Al estudiar la violencia en una sociedad como la estadounidense, donde 80 personas “se beben el aire de la muerte” por medio de un disparo todos los días, a veces pareciera que el americano carga con una furia misional, una contracara que le exige redimir y ser redimido de una culpa sólo expiable por mediación de los “sacramentos del celuloide”. Por gracia divina, para ello tenemos a Martin Scorsese, un verdadero pastor del sentido religioso que quiere equilibrar la escisión destructiva de las armas con la belleza del imaginario yanqui en pantalla. A lo largo de su filmografía, cada balazo tiene su razón de ser: erige el patrón devoto de una “tensión” que se manifiesta en la violencia de los hechos cotidianos como una forma de comunicación amistosa y primaria. Casi sagrada. Y es que el cine de Scorsese nunca se encuentra una sociología purificada de la violencia y menos una “poetización” de la misma, sino que sus gritos, bofetones y puñetazos se traducen en el paraíso que sus protagonistas, deidades en total ebullición, veneran con tanto ahínco en “la calle”, ese altar recurrente para los despropósitos. Escenario de ese ímpetu acongojado, de esa angustia vivaz y de esa soledad efusiva, es en este espacio abierto donde los personajes de Scorsese manifiestan, paradójicamente, su encierro esencial. Y es ahí donde nacen y mueren los sueños, como un hilo secreto e inexplorado de una obra donde imágenes y secuencias de “furiosas pupilas abiertas” nos permiten el adagio de vivir 180 minutos en el infierno. Para el director neoyorquino, la violencia y el crimen, aún en tono humorístico, conforman una redención espectacular. Devastadora como Taxi Driver (1976), elegíaca como en El Último Vals (1978), exonerante como Toro Salvaje (1980), esperanzada como El Color del Dinero (1986), ineludible como Buenos Muchachos (1990), pragmática como Casino (1995), esplendorosa como Pandillas de Nueva

York (2002)… la brutalidad es, en Scorsese, una santa liberación.
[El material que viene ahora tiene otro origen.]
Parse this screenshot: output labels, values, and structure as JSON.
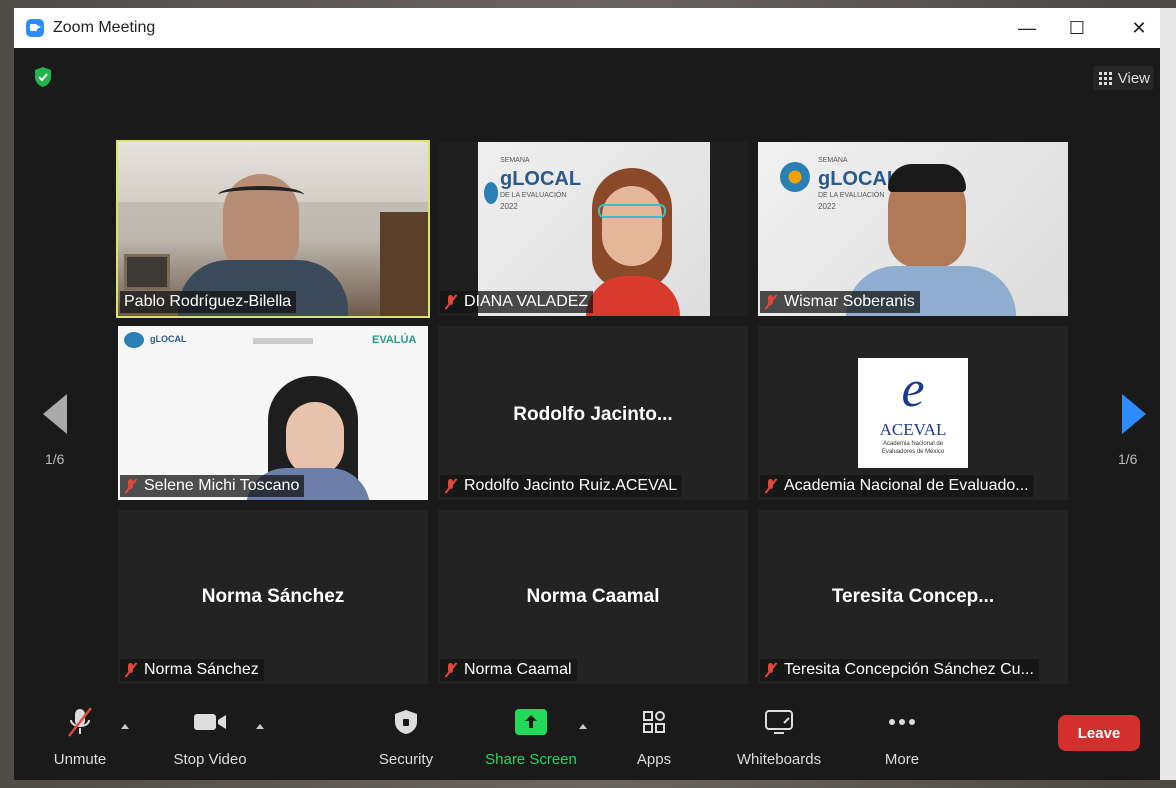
{
  "window": {
    "title": "Zoom Meeting",
    "minimize": "—",
    "maximize": "☐",
    "close": "✕"
  },
  "view": {
    "label": "View"
  },
  "pagination": {
    "left": "1/6",
    "right": "1/6"
  },
  "tiles": [
    {
      "name": "Pablo Rodríguez-Bilella",
      "muted": false,
      "active": true,
      "big": ""
    },
    {
      "name": "DIANA VALADEZ",
      "muted": true,
      "active": false,
      "big": ""
    },
    {
      "name": "Wismar Soberanis",
      "muted": true,
      "active": false,
      "big": ""
    },
    {
      "name": "Selene Michi Toscano",
      "muted": true,
      "active": false,
      "big": ""
    },
    {
      "name": "Rodolfo Jacinto Ruiz.ACEVAL",
      "muted": true,
      "active": false,
      "big": "Rodolfo  Jacinto..."
    },
    {
      "name": "Academia Nacional de Evaluado...",
      "muted": true,
      "active": false,
      "big": ""
    },
    {
      "name": "Norma Sánchez",
      "muted": true,
      "active": false,
      "big": "Norma Sánchez"
    },
    {
      "name": "Norma Caamal",
      "muted": true,
      "active": false,
      "big": "Norma Caamal"
    },
    {
      "name": "Teresita Concepción Sánchez Cu...",
      "muted": true,
      "active": false,
      "big": "Teresita  Concep..."
    }
  ],
  "glocal": {
    "word": "gLOCAL",
    "sub": "DE LA EVALUACIÓN",
    "year": "2022",
    "semana": "SEMANA"
  },
  "aceval": {
    "letter": "e",
    "name": "ACEVAL",
    "sub": "Academia Nacional de Evaluadores de México"
  },
  "evalua": "EVALÚA",
  "toolbar": {
    "unmute": "Unmute",
    "stop_video": "Stop Video",
    "security": "Security",
    "share_screen": "Share Screen",
    "apps": "Apps",
    "whiteboards": "Whiteboards",
    "more": "More",
    "leave": "Leave"
  },
  "colors": {
    "accent": "#2d8cff",
    "share": "#23d959",
    "leave": "#d32f2f",
    "active_border": "#d7e56b",
    "muted": "#e0473c"
  }
}
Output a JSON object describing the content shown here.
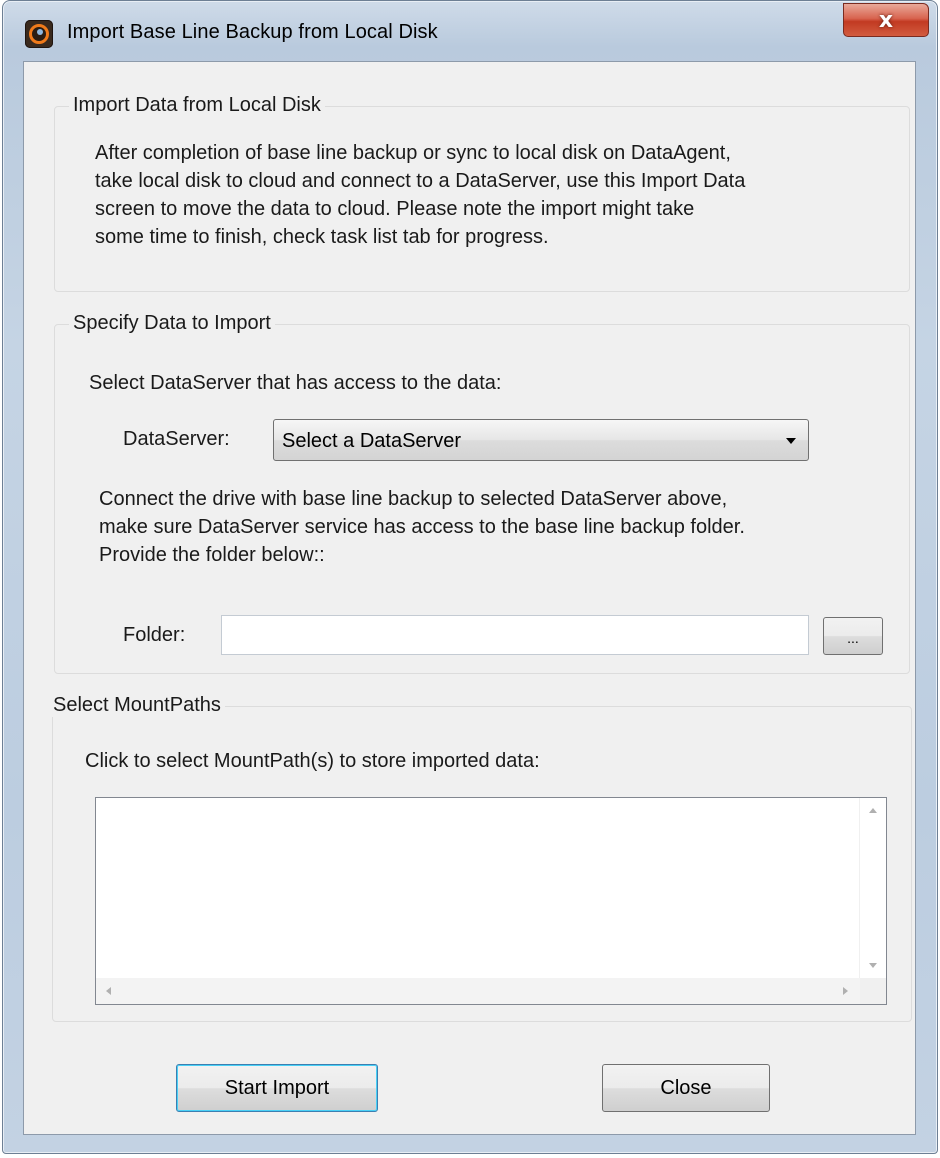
{
  "window": {
    "title": "Import Base Line Backup from Local Disk",
    "close_glyph": "x"
  },
  "import_group": {
    "title": "Import Data from Local Disk",
    "lines": [
      "After completion of base line backup or sync to local disk on DataAgent,",
      "take local disk to cloud and connect to a DataServer, use this Import Data",
      "screen to move the data to cloud. Please note the import might take",
      "some time to finish, check task list tab for progress."
    ]
  },
  "specify_group": {
    "title": "Specify Data to Import",
    "select_prompt": "Select DataServer that has access to the data:",
    "dataserver_label": "DataServer:",
    "dataserver_value": "Select a DataServer",
    "connect_lines": [
      "Connect the drive with base line backup to selected DataServer above,",
      "make sure DataServer service has access to the base line backup folder.",
      "Provide the folder below::"
    ],
    "folder_label": "Folder:",
    "folder_value": "",
    "browse_label": "..."
  },
  "mountpaths_group": {
    "title": "Select MountPaths",
    "prompt": "Click to select MountPath(s) to store imported data:"
  },
  "buttons": {
    "start_import": "Start Import",
    "close": "Close"
  }
}
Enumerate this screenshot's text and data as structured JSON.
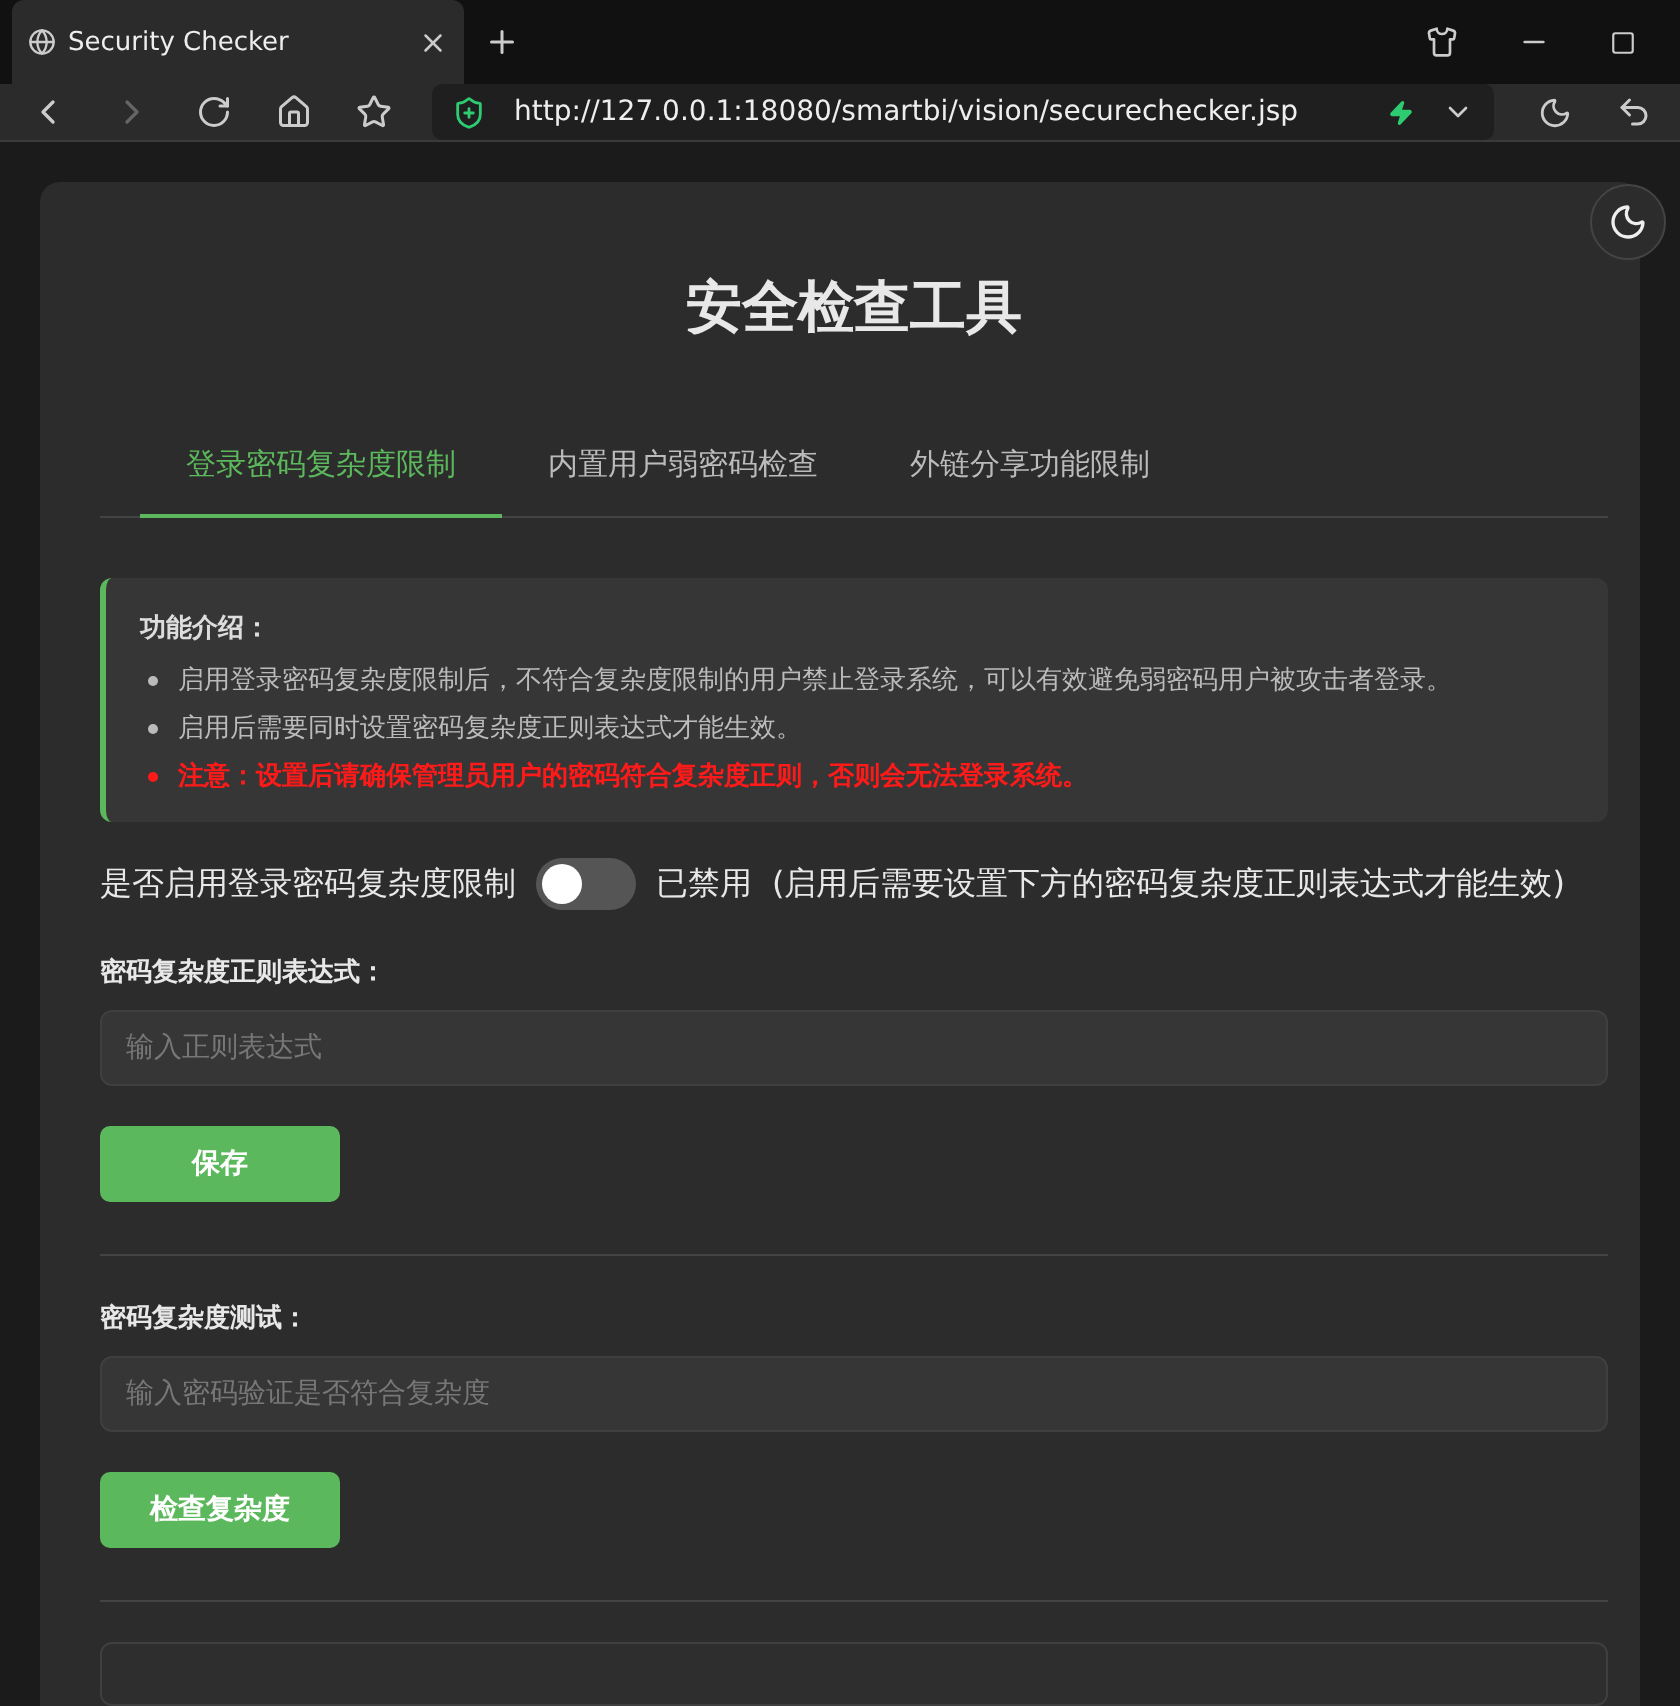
{
  "browser": {
    "tab_title": "Security Checker",
    "url": "http://127.0.0.1:18080/smartbi/vision/securechecker.jsp"
  },
  "page": {
    "title": "安全检查工具",
    "tabs": [
      {
        "label": "登录密码复杂度限制",
        "selected": true
      },
      {
        "label": "内置用户弱密码检查",
        "selected": false
      },
      {
        "label": "外链分享功能限制",
        "selected": false
      }
    ],
    "intro": {
      "heading": "功能介绍：",
      "items": [
        {
          "kind": "normal",
          "text": "启用登录密码复杂度限制后，不符合复杂度限制的用户禁止登录系统，可以有效避免弱密码用户被攻击者登录。"
        },
        {
          "kind": "normal",
          "text": "启用后需要同时设置密码复杂度正则表达式才能生效。"
        },
        {
          "kind": "warning",
          "text": "注意：设置后请确保管理员用户的密码符合复杂度正则，否则会无法登录系统。"
        }
      ]
    },
    "toggle": {
      "label": "是否启用登录密码复杂度限制",
      "on": false,
      "status": "已禁用",
      "hint": "(启用后需要设置下方的密码复杂度正则表达式才能生效)"
    },
    "sections": [
      {
        "label": "密码复杂度正则表达式：",
        "placeholder": "输入正则表达式",
        "button": "保存"
      },
      {
        "label": "密码复杂度测试：",
        "placeholder": "输入密码验证是否符合复杂度",
        "button": "检查复杂度"
      }
    ]
  }
}
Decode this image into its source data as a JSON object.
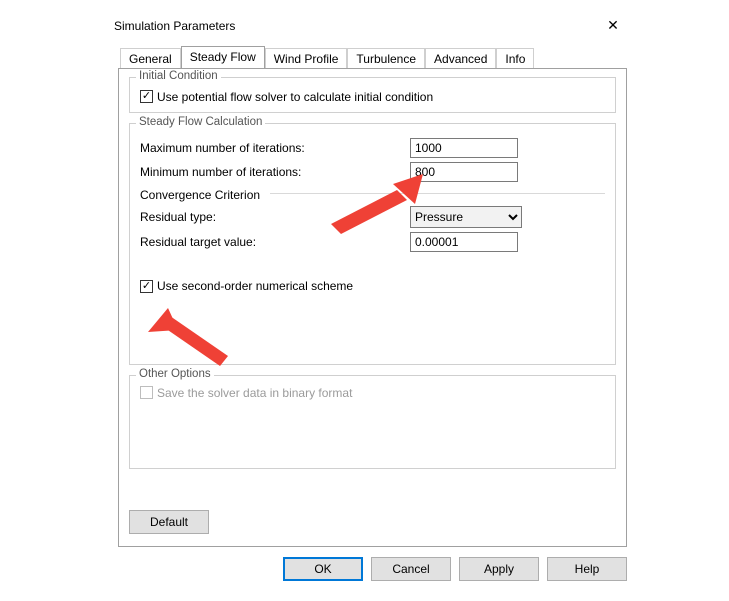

Para el espectador sensible y/o de pocas agallas, Scorsese asciende con una violencia que, sin embargo, rara vez es explicita. De hecho, está lejos de los “Rambos infinitos”, pero el uso maestro del séptimo arte hace que violencia no solo se muestre, sino que “se sienta”, convirtiéndola en una revelación que actúa por bienaventuranza, impresionando como lo que es: un hervor malicioso que se eleva más allá de un estimulo. Y ese ejercicio, téngalo por seguro, lo amenaza a usted con lavarle de culpas.